Ce réalisateur ne donne pas simplement un corps à ces paysans sans pays. En filmant comme il le fait ces terres, il leur offre aussi des pâturages, un territoire, des espaces libres dans lesquels ils puissent s’installer, progresser, habiter et persévérer dans leur être. Chaque plan est une réussite de construction discrète, de maîtrise, de résistance à l’esbroufe, et de quête de beauté.
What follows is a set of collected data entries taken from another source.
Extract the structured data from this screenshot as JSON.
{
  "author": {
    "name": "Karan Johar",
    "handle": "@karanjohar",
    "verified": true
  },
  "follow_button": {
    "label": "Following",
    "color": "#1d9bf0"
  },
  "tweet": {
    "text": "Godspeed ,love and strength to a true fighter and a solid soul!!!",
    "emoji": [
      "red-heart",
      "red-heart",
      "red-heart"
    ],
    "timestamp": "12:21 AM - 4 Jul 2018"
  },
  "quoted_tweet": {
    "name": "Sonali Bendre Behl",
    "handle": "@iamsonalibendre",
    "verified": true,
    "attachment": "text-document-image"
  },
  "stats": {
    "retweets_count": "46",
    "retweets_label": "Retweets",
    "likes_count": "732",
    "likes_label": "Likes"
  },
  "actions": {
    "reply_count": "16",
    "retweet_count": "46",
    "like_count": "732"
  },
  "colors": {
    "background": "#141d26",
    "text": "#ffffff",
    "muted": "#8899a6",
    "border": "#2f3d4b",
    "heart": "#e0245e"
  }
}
Chaque regard porté sur ces hommes semble imprégné d’une véritable connaissance de ces vies là, de la solitude singulière de ces hommes et de ces femmes de terroir, de ceux et celles qui se coltinent chaque jour la nature comme collègue de boulot, ceux et celles qui se frottent jour et nuit à la boue, à la flotte, aux herbages, aux semences, à la merde, aux poils, aux kilomètres parcourus hors des zones cartographiées, ceux et celles qui sont encore en contact avec ce qui nous échappe, et paient d’être ce dernier trait d’union entre le monde et nous au prix d’un isolement qu’aucun de nous ne supporterait. Dans cette insularité paysanne partagée, Matt Houghton met la lumière sur cette autre séparation, dont on peut imaginer, quand on en est porteur, qu’elle n’est partagée par personne d’autre, ou qu’elle relève d’une telle exception qu’on ne prendra sa respiration qu’à l’occasion de croisements de trajectoires furtifs, toujours limités à des approches tangentielles : chacun sur son orbite en apparence normale, on se rencontre sur un lieu qui autorise cet usage marginal. Un bois, une aire de repos, un parking isolé, et dans le silence et la nuit, protégé par la buée sur les vitres, les buissons ou la porte de la cabine, sans se dire qui on est, on réduit tout aux pulsions, à la libération sauvage de ce qui doit bien être purgé de temps en temps pour qu’on puisse revenir, debout, au non-sens qu’est, d’ordinaire, une telle vie, qui n’est pas une vie.
Se confier
Des vies, Keith Ineson en aura sans doute sauvé quelques unes depuis 2010. Chaque semaine, il reçoit encore des coups de fil et écoute des voix nouvelles qui, enfin trouvent, le temps nécessaire, un abri, et un foyer. Il est presque regrettable qu’on ait pris l’habitude d’enterrer les câbles qui acheminent le courant, les données et les voix. Ils sont le signe de ce lien fragile, léger, souvent battus par les vents, offerts aux intempéries, à la rupture d’un seul des milliers de frêles poteaux qui soutiennent ce réseau. Il y a, dans les sons spécifiques aux conversations téléphoniques, les résonances dans le combiné, les tonalités, la suite quasi musicale de la connexion avec le correspondant, la sonnerie, de la mise en contact, de l’amplification électronique de la voix, quelque chose qui nous fait toucher, matériellement, à cette distance qui sépare, à ce lien qui unit. Ces câbles sont aussi le signe du lien pas encore perdu avec l’autre, le correspondant, celui qui se tient à l’autre bout du fil. On pense un instant à cette belle chanson de Michel Jonasz, Les Lignes téléphoniques, dans laquelle un père, en laissant partir son fils vivre sa vie d’adulte, regarde les câbles qui longent cette route du départ, et trouve là une forme de réconfort. L’un des premiers articles de ce blog s’intéressait justement à cette expérience peut-être essentielle de la relation lointaine, de l’absente présence de ceux qui, de loin en loin s’échangent des nouvelles, se confient, et de l’intensité qu’il y a à écouter des conversations dont on n’était pas le correspondant, mais auxquelles on peut être invité, pour peu qu’on réveille en soi cet aspect de notre humanité qui cherche dans le signal reçu, et capté des autres, quelque chose sans quoi on n’est pas vraiment humain.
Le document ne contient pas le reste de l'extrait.